The role of Hizballah in the Sidon events has been denied by spokesmen of the movement, and downplayed by Lebanese officials who prefer to deny the emergent sectarian strife in the country.
It has been well noted, however, in the Sunni Islamist circles from which Assir himself emerged. Large protests were held in the first days of July, in areas associated with the Salafi Islamist trend with which Assir was associated. Shots were fired in the air in the northern city of Tripoli. The Tariq Jdeideh neighborhood of Beirut, long associated with Sunni radicalism, also witnessed a large gathering.
These areas witnessed raucous celebrations following the car bomb in Bir el-Abed. In Tripoli, Salafi activists gave out sweets to passers-by, to celebrate the bombing, in a manner reminiscent of Hizballah and Hamas’s practice..

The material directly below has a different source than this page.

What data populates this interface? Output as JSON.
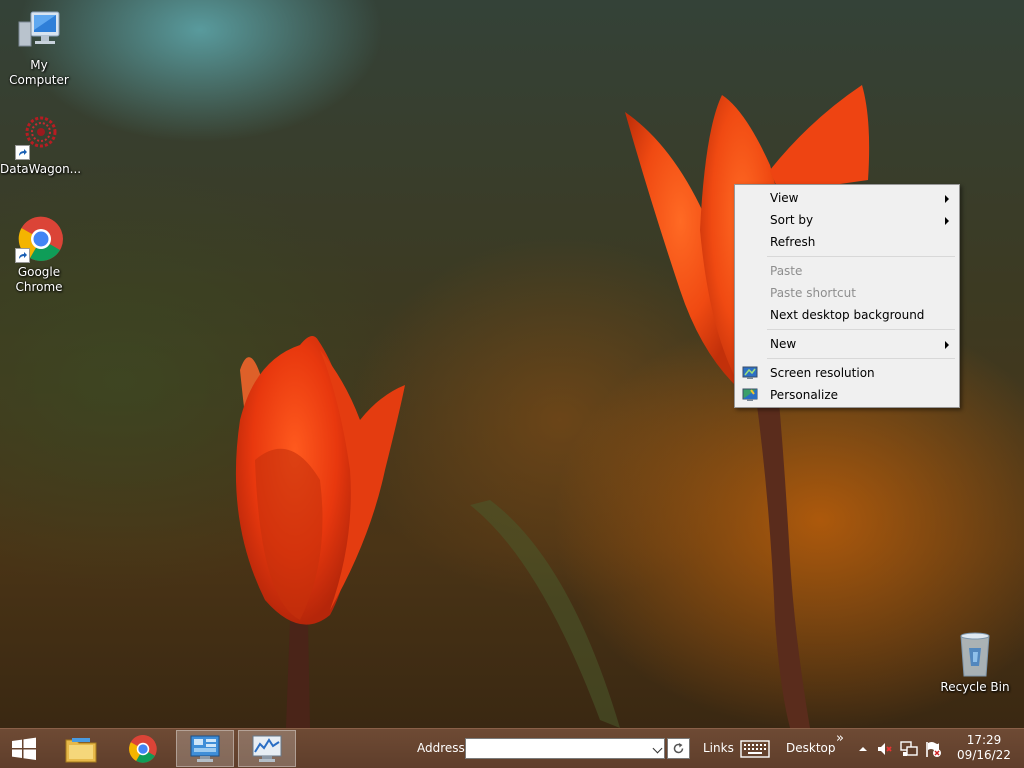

It is not yet definitively clear whether this bombing was initiated by Lebanese Sunni Islamists, or their counterparts in Syria, the ‘Brigade 313’s’ statement notwithstanding. The latter remains by far the most likely option. The Syrian rebels have made clear that they regard Hizballah targets within Lebanon as fair game, because of the Lebanese Shia movement’s intensive involvement in the Syrian conflict.
Indeed, the Dahiyeh area has already been targeted. In May, two rockets were fired on the Shiyah district in the area. Syrian rebels have also struck on a number of occasions at the Shia border town of Hermel, in retaliation for Hizballah’s own cross border activity.

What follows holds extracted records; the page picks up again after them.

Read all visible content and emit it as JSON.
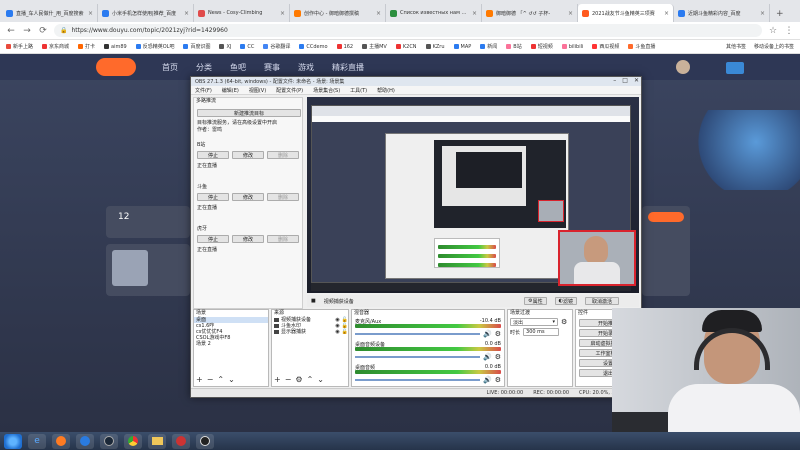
{
  "browser": {
    "tabs": [
      {
        "label": "直播_车人民做什_用_百度搜索",
        "fav": "#2b7bf0"
      },
      {
        "label": "小米手机怎样使用|推荐_百度",
        "fav": "#2b7bf0"
      },
      {
        "label": "News - Cosy-Climbing",
        "fav": "#e04b4b"
      },
      {
        "label": "创作中心 - 御暗御德撰稿",
        "fav": "#ff7a00"
      },
      {
        "label": "Список известных нам карт",
        "fav": "#2c8f3f"
      },
      {
        "label": "御暗御德 「^ ↺↺ 子杯-",
        "fav": "#ff7a00"
      },
      {
        "label": "2021战友节斗鱼精英三项赛",
        "fav": "#ff5a1f",
        "active": true
      },
      {
        "label": "近期斗鱼精彩内容_百度",
        "fav": "#2b7bf0"
      }
    ],
    "url": "https://www.douyu.com/topic/2021zyj?rid=1429960",
    "bookmarks": [
      "新手上路",
      "京东商城",
      "打卡",
      "aim89",
      "反恐精英OL吧",
      "百度识图",
      "XJ",
      "CC",
      "谷歌翻译",
      "CCdemo",
      "162",
      "主播MV",
      "K2CN",
      "KZru",
      "MAP",
      "新闻",
      "B站",
      "短视频",
      "bilibili",
      "西瓜视频",
      "斗鱼直播"
    ],
    "bookmarks_right": [
      "其他书签",
      "移动设备上的书签"
    ]
  },
  "douyu": {
    "nav": [
      "首页",
      "分类",
      "鱼吧",
      "赛事",
      "游戏",
      "精彩直播"
    ],
    "side_number": "12"
  },
  "obs": {
    "title": "OBS 27.1.3 (64-bit, windows) - 配置文件: 未命名 - 场景: 场景集",
    "menu": [
      "文件(F)",
      "编辑(E)",
      "视图(V)",
      "配置文件(P)",
      "场景集合(S)",
      "工具(T)",
      "帮助(H)"
    ],
    "multiview": {
      "title": "多路推流",
      "new_button": "新建推流目标",
      "hint": "目标推流服务，请在高级设置中开启",
      "author_label": "作者：",
      "author": "雷鸣",
      "groups": [
        {
          "name": "B站",
          "start": "停止",
          "edit": "修改",
          "delete": "删除",
          "status": "正在直播"
        },
        {
          "name": "斗鱼",
          "start": "停止",
          "edit": "修改",
          "delete": "删除",
          "status": "正在直播"
        },
        {
          "name": "虎牙",
          "start": "停止",
          "edit": "修改",
          "delete": "删除",
          "status": "正在直播"
        }
      ]
    },
    "preview_bar": {
      "device_label": "视频捕获设备",
      "props": "属性",
      "filters": "滤镜",
      "deactivate": "取消激活"
    },
    "scenes": {
      "title": "场景",
      "items": [
        "桌面",
        "cs1.6咋",
        "cs优优优F4",
        "CSOL游戏中F8",
        "场景 2"
      ]
    },
    "sources": {
      "title": "来源",
      "items": [
        "视频捕获设备",
        "斗鱼水印",
        "显示器捕获"
      ]
    },
    "mixer": {
      "title": "混音器",
      "tracks": [
        {
          "name": "麦克风/Aux",
          "db": "-10.4 dB"
        },
        {
          "name": "桌面音频设备",
          "db": "0.0 dB"
        },
        {
          "name": "桌面音频",
          "db": "0.0 dB"
        }
      ]
    },
    "transitions": {
      "title": "场景过渡",
      "selected": "淡出",
      "duration_label": "时长",
      "duration": "300 ms"
    },
    "controls": {
      "title": "控件",
      "buttons": [
        "开始推流",
        "开始录制",
        "启动虚拟摄像机",
        "工作室模式",
        "设置",
        "退出"
      ]
    },
    "status": {
      "live": "LIVE: 00:00:00",
      "rec": "REC: 00:00:00",
      "cpu": "CPU: 20.0%, 30.00 fps"
    }
  },
  "colors": {
    "accent": "#ff6a2b",
    "webcam_border": "#d9232d",
    "obs_bg": "#efefef"
  }
}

But the distinction between Syrian or Lebanese elements in this context is anyway largely meaningless. If Syrian rebels did indeed carry out the Bir al-Abed attack, it means that elements among them now have both the will and the ability to physically infiltrate a car laden with explosives into Hizballah’s most security rich and well-guarded environment. This could in any case almost certainly only be achieved with the help of local allies.
And if by any chance this bombing or other acts of violence do turn out to be the result of local initiatives – the rising Sunni Islamist anger and confidence in Lebanon is in any case a direct result of the Sunni rebellion in Syria.
Either way, what this bombing means is that in the last month, the Syrian civil war finally arrived, conclusively, in the heart of Lebanon.
Responses to the attack were instructive. Former Prime Minister Sa’ad al-Hariri described it as an ‘attempt by the Israeli enemy to push Lebanon to strife by organizing terror attacks.’
Such statements should be seen in the context of a widespread dread among non-Salafi and non-Hizballah Lebanese at the prospect of renewed civil strife, of which the bombing may be a harbinger.
Blaming the all-purpose scapegoat Israel is a way of avoiding the evident reality of increasing sectarian tensions. The Lebanese are supposed to unite against the imaginary threat of Israeli car bombings in Beirut. But Hariri’s statement reflects the helplessness of the March 14 coalition of which he is a part.
The civilian politics of March 14 have long proved irrelevant against the guns of Hizballah. Lebanon is in a state of political paralysis. There is much anger in the Lebanese Sunni population, also among supporters of March 14, at the recent Abra events.
The bombing in Bir el-Abed suggests a different approach to dealing with the deadlock.
Given the political impasse, the obvious immovability of Hizballah by any means other than force, and the example of the Syrian rebellion, this approach is likely to become increasingly in evidence in the period ahead.